The following assumptions have been made for the purposes of this study. It is expected that all secondary schools in the sampled schools will have the same setting and standard. The sampled schools’ teachers and students are knowledgeable enough to provide reliable information on the impact of motivation on teacher performance in secondary schools.
In order to carry out the research, the following research statements are developed to guide the researcher through the study.
1. Secondary school teachers in Isu Local Government Area are not motivated to perform their duties in accordance with the government’s standards.
2. To what extent do the government and private owners motivate teachers to carry out their responsibilities?
3. To what extent does the school administration motivate teachers to perform their duties?
4. There is no difference in the factors that motivate staff job performance between male and female teachers.
THE STUDY’S OBJECTIVE
The study included twenty schools in Imo State’s Isu Local Government Area.
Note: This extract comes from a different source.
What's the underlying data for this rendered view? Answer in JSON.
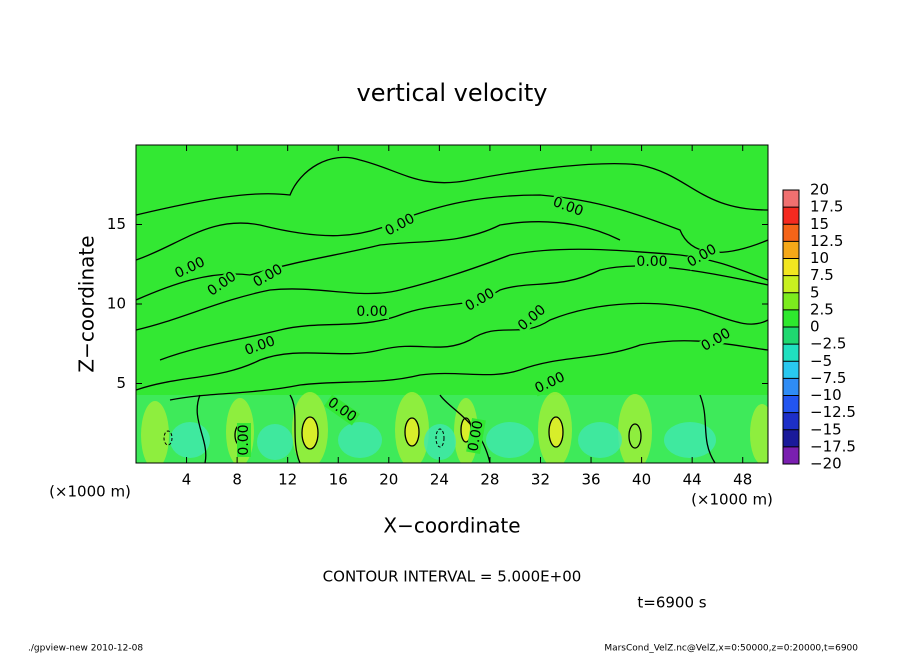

The schools were chosen using a random sampling technique to investigate the impact of motivation on the performance of secondary school teachers in Imo State’s Isu Local Government Area. If teachers in Isu Local Government Area are motivated to perform their duties, how much do the government and private owners motivate their employees to do the same? The study also investigated the extent to which school administration motivates staff and whether there is a difference in the factors motivating male and female teachers in their job performance.
1. Motivation is the act of encouraging people to do something or act in a certain way by providing them with gifts, incentives, or rewards. It refers to giving teachers gifts, promotions, and allowing them to participate in school administration.
2. Impact – It refers to giving something a high level of quality.
3. Performance – It is the process or manna of carrying out duties, outstanding action, or achievement.
4. Secondary schools – These are institutions for the education of children.
5. Teachers – It refers to people who teach, particularly in schools.